PAC Finite-Time Safety Guarantees for Stochastic Systems with Unknown Disturbance Distributions

TL;DR

This paper develops a data-driven framework for providing finite-time safety guarantees in stochastic systems with unknown disturbances, using PAC bounds and barrier certificates based on finite samples.

Contribution

It introduces a novel safety certification method that relies on finite disturbance samples and PAC theory to ensure probabilistic safety over finite horizons.

Findings

Derived PAC generalization bounds for safety certification

Established trade-offs between sample size, model complexity, and safety levels

Provided practical guidelines for data-driven safety guarantees

Abstract

We investigate the problem of establishing finite-time probabilistic safety guarantees for discrete-time stochastic dynamical systems subject to unknown disturbance distributions, using barrier certificate methods.
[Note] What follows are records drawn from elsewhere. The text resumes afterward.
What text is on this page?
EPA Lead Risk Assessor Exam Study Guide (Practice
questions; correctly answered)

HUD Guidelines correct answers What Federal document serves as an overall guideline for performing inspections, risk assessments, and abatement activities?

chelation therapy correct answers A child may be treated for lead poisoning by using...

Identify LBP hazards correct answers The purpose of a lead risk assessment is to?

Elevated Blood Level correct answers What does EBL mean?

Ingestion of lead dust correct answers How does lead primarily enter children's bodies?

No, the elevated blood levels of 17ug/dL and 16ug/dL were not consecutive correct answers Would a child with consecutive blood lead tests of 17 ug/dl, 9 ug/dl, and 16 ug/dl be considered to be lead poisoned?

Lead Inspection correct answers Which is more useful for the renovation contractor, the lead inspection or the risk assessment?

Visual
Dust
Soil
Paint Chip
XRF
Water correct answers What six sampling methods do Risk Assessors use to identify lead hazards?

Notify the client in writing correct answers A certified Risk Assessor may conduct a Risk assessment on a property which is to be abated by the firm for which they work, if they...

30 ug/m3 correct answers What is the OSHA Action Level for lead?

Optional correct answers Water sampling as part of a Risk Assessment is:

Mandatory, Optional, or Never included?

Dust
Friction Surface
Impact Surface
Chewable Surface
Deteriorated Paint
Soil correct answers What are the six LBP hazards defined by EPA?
Our approach develops a data-driven safety certification framework that relies only on a finite collection of independent and identically distributed (i.i.d.) disturbance samples. Within this framework, we propose a certification procedure such that, with confidence at least $1-\delta$ over the sampled disturbances, if the output of the certification procedure is accepted, the probability that the system remains within a prescribed safe set over a finite horizon is at least $1-\epsilon$. A key challenge lies in formally characterizing the probably approximately correct (PAC) generalization behavior induced by finite samples. To address this, we derive PAC generalization bounds using tools from VC dimension, scenario optimization, and Rademacher complexity. These results illuminate the fundamental trade-offs between sample size, model complexity, and safety tolerance, providing both theoretical insight and practical guidance for designing reliable, data-driven safety certificates in discrete-time stochastic systems.